Lawn is also a founder of the podcast and “atmosphere campaign group,” Along Come Norwich. “We said from the start we want Carrow Road to be carnivalesque, colourful, fun, inclusive to everyone, but also hostile,” he says. “And it’s not an easy thing to explain how you make that happen, how you make it a really fun experience for 90 per cent of the people there and a horrible experience for the other 10 per cent.

“I think it’s possible, though. Maybe that’s based on my own experience of watching football, that when I go I’m loud, I’m hostile to the opposition, I’m doing what I can to put them off, whistling corners, booing the referee and appealing for everything. And then as soon as the game ends, that’s it for me; I’m perfectly happy to walk up the street with opposition fans and chat about the game.

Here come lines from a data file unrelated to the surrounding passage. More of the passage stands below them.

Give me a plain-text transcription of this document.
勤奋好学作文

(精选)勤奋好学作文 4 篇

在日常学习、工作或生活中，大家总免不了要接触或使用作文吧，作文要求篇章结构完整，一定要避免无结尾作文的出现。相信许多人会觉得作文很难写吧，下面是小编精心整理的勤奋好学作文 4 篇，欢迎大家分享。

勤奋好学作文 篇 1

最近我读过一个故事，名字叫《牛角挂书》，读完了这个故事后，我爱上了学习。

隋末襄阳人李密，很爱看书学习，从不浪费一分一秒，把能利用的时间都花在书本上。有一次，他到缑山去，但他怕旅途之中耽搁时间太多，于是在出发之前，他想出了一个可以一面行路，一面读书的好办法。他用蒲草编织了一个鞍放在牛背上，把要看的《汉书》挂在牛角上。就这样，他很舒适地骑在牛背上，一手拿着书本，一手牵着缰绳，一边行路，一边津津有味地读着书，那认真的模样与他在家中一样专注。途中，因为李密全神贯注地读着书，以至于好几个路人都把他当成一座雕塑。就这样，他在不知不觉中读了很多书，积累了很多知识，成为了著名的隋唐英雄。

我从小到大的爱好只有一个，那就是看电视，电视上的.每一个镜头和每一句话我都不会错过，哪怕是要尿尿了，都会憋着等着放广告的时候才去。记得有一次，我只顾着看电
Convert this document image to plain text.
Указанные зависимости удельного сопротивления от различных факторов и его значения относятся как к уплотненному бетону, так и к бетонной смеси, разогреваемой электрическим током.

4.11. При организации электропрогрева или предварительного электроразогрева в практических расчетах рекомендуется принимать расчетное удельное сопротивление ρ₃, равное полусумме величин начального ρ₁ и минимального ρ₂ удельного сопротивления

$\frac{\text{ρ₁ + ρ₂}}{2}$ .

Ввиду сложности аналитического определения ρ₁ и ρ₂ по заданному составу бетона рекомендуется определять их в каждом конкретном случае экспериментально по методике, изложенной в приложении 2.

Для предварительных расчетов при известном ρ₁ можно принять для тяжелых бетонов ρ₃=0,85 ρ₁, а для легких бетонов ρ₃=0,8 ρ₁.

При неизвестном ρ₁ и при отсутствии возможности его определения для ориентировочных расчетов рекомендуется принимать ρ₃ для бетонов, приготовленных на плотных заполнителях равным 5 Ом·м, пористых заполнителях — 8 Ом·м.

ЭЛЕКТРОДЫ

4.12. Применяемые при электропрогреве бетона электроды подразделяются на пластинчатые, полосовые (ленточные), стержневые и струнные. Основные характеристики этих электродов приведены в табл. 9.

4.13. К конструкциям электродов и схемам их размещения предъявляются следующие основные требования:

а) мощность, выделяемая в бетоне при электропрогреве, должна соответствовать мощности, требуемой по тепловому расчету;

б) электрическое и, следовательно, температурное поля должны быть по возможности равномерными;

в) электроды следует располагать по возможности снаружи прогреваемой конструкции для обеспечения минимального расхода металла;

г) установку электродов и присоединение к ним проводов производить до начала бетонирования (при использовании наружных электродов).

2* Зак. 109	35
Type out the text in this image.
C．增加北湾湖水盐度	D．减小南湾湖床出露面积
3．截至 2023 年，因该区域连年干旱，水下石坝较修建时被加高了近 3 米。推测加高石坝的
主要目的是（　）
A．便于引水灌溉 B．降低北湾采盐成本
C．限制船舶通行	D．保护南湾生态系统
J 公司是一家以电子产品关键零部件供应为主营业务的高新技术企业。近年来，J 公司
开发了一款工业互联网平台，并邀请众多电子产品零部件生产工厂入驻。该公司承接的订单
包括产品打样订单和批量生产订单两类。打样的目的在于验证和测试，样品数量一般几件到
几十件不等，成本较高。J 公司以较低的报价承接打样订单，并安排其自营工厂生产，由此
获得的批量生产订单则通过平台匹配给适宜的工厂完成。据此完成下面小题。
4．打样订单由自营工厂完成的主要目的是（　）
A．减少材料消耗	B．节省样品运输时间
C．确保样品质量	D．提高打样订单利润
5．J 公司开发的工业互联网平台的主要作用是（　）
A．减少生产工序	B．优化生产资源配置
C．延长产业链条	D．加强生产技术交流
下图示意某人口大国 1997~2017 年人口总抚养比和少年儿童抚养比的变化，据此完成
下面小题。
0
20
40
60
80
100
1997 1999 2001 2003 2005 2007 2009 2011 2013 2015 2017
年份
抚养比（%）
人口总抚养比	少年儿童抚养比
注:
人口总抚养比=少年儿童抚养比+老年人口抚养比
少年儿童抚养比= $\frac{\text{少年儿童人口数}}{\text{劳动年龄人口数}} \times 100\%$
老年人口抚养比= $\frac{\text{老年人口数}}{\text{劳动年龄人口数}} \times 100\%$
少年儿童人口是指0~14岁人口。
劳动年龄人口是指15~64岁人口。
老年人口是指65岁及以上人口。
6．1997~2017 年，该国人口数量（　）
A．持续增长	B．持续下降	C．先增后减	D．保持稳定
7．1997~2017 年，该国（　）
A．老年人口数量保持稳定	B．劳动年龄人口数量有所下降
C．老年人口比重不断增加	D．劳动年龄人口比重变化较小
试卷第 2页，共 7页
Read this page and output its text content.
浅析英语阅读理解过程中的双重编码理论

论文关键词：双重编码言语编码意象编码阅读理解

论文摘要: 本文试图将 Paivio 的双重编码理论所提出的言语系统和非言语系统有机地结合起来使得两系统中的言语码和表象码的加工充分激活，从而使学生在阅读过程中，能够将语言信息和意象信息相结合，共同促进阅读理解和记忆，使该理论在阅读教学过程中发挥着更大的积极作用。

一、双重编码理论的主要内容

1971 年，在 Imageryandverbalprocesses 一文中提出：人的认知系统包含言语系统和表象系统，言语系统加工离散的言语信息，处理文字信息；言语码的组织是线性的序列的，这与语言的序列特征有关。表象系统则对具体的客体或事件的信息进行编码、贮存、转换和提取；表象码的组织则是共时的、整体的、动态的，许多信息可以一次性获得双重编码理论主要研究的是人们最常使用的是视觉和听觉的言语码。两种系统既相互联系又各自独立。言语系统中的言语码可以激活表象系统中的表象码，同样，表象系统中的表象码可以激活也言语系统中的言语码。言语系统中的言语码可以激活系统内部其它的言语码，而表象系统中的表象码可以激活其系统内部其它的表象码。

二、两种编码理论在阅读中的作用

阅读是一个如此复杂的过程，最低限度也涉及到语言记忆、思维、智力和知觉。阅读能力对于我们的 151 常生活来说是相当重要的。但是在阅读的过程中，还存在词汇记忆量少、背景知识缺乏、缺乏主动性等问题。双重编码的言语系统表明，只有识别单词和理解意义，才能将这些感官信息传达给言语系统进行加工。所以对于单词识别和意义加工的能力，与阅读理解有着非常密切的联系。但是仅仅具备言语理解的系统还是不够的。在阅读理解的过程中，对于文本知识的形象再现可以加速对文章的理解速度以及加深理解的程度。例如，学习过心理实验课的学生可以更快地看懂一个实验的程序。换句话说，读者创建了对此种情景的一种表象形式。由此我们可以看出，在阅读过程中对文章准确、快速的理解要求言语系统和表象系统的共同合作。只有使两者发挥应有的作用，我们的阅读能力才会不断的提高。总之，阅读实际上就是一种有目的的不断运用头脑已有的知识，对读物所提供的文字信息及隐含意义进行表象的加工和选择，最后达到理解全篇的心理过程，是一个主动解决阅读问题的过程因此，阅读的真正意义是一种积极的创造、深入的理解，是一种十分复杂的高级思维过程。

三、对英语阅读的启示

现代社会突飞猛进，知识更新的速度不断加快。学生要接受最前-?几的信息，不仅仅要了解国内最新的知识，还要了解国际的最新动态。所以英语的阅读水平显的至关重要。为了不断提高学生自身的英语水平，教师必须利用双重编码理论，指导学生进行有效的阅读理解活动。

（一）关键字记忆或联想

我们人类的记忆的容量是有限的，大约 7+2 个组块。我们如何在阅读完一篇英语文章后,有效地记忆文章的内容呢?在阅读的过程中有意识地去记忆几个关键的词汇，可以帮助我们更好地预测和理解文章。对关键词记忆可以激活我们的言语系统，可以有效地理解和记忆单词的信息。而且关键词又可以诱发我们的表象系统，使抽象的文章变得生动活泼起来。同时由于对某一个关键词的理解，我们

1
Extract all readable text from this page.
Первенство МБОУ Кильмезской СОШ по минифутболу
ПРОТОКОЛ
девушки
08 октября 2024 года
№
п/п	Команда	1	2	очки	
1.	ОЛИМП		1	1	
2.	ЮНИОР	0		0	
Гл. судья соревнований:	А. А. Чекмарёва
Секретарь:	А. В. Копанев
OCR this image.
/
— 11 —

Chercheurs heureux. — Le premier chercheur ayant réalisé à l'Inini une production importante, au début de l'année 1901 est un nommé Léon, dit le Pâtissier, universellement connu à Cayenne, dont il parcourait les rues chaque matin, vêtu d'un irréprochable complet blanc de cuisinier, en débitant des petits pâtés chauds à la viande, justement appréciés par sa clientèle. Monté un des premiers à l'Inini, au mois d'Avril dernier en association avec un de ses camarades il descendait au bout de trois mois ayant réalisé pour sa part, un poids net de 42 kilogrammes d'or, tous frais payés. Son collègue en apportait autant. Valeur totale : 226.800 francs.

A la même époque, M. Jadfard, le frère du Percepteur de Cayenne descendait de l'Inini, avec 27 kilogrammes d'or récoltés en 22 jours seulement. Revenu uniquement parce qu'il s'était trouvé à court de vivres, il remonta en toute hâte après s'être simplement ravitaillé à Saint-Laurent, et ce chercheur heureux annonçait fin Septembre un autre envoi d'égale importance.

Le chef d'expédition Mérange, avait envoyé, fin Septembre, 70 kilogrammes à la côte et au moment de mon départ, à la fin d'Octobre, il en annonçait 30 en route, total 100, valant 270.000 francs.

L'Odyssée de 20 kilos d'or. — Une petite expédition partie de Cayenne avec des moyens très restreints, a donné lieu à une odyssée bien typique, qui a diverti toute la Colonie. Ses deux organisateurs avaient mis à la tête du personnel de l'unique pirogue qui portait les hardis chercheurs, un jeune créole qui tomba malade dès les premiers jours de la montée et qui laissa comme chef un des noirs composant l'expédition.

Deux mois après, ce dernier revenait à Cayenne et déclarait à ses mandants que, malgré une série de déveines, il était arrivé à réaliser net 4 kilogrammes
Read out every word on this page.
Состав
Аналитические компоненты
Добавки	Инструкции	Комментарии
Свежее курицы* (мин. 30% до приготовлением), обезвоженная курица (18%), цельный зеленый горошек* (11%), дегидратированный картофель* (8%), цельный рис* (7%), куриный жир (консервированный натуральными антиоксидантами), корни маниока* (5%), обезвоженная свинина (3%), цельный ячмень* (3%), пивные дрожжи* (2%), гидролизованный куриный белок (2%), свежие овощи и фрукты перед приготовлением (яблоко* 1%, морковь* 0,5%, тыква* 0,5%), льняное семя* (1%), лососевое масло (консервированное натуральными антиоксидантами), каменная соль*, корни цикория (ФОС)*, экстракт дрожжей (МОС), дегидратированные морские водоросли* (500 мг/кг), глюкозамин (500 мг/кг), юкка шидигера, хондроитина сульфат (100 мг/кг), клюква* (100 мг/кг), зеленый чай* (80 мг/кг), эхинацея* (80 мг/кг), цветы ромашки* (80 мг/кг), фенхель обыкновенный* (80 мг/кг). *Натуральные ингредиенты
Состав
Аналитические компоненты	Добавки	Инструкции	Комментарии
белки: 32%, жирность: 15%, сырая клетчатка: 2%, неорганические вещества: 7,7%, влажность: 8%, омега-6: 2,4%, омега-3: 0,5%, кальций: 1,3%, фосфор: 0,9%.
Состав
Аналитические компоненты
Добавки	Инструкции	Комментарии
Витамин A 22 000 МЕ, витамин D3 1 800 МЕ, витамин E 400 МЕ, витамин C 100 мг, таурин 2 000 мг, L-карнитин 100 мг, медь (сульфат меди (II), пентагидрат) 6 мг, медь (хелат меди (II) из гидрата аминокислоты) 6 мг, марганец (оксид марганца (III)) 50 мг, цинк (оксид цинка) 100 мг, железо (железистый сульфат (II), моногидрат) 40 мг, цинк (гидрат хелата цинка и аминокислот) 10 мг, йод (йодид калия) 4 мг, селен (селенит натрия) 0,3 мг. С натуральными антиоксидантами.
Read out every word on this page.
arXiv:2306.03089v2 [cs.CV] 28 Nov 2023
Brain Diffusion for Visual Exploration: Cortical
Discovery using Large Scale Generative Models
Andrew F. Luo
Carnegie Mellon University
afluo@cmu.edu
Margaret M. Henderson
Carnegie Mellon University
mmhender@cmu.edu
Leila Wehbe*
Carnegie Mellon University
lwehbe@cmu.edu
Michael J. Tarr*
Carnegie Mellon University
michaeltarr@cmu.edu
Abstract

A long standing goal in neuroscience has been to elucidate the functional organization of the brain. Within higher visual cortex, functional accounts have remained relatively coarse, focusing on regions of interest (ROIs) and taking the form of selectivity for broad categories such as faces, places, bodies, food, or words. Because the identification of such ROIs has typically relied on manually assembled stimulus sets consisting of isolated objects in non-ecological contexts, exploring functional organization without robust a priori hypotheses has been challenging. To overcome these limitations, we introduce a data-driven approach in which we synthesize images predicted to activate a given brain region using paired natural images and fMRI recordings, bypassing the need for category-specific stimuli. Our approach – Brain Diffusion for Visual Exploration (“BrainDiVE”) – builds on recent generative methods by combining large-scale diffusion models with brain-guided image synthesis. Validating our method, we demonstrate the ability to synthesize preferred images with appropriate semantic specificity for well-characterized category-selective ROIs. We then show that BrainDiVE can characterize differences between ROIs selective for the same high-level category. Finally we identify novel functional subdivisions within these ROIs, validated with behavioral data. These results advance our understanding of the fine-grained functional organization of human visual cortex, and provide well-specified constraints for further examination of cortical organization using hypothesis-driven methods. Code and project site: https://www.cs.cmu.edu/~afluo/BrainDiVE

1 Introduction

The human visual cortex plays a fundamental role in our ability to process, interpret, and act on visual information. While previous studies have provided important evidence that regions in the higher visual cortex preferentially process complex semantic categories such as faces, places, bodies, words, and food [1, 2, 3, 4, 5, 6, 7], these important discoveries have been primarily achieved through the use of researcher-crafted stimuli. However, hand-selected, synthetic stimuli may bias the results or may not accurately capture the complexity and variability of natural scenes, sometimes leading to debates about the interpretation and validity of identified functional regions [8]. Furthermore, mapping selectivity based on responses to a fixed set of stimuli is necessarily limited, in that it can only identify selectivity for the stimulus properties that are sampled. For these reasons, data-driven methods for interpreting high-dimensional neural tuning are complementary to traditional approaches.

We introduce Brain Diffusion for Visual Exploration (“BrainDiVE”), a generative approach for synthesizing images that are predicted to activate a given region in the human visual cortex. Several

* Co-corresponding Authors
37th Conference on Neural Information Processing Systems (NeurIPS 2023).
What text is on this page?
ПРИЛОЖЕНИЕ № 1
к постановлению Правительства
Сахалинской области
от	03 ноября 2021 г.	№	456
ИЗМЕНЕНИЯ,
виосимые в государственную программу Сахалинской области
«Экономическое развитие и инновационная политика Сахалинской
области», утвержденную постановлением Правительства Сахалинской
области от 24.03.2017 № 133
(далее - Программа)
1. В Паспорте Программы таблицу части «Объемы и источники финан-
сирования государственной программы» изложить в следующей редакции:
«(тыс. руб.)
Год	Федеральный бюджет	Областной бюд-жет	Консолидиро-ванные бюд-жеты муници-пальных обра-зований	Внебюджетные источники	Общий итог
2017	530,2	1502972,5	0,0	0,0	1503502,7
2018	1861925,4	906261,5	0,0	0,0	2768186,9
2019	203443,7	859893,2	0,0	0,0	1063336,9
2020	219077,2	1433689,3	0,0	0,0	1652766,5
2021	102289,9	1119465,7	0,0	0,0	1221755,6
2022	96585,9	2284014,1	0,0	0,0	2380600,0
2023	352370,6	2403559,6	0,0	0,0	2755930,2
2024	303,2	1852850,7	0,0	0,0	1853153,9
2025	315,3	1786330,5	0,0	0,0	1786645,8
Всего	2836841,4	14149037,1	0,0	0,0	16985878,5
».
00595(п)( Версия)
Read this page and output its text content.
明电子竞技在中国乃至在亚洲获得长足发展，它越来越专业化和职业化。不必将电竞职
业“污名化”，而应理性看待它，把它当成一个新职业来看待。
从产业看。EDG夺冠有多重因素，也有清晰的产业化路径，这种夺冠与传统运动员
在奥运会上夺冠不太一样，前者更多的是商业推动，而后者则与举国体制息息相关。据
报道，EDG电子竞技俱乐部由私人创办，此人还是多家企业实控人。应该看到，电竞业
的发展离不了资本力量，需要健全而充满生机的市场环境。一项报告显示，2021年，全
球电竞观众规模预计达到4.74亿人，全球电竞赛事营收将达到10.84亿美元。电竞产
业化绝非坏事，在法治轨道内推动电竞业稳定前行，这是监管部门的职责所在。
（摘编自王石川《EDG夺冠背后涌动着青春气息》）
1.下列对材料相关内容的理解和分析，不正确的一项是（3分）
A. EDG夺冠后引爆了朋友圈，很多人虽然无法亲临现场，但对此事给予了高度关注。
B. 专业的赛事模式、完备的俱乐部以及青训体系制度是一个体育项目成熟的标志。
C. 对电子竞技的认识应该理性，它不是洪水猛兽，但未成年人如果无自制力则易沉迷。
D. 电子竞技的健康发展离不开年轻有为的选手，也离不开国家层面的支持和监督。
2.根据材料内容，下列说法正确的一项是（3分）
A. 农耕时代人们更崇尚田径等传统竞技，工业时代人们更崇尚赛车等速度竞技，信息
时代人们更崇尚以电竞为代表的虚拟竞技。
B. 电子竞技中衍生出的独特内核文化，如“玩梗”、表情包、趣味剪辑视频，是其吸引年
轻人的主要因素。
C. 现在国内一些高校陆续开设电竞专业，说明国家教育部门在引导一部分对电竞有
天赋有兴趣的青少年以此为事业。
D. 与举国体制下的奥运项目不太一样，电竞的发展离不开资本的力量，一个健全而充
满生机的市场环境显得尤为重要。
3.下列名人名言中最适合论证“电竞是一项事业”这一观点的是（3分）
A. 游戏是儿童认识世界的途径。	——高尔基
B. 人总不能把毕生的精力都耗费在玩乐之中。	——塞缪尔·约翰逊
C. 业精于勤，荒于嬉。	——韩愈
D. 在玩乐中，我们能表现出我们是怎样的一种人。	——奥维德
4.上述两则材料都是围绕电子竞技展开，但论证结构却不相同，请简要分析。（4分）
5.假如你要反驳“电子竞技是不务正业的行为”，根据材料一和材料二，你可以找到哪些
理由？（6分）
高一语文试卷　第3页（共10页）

“You can do that; you can be hostile and then friendly and welcoming outside the ground. But you also need a sense of self-awareness, knowing that in the grand scheme of things football doesn’t really matter once you step outside the stadium. But inside? You need to really, really care.”

But it does stray outside, too. We stick one to our rivals on Twitter, we laugh at them and patronise them and ridicule them and however much we deny the accusation, we’re all utterly #obsessed, as the hashtag goes. In our worst guises, we cross the line, but in our best we lose ourselves in each other, feeling bigger and better and part of something.

And if our tribe is to mean anything – if this whole, ridiculous edifice is not to come crashing down upon us – then we need other tribes, to beat, to be beaten by, to belittle, to fear and measure our own dicks against.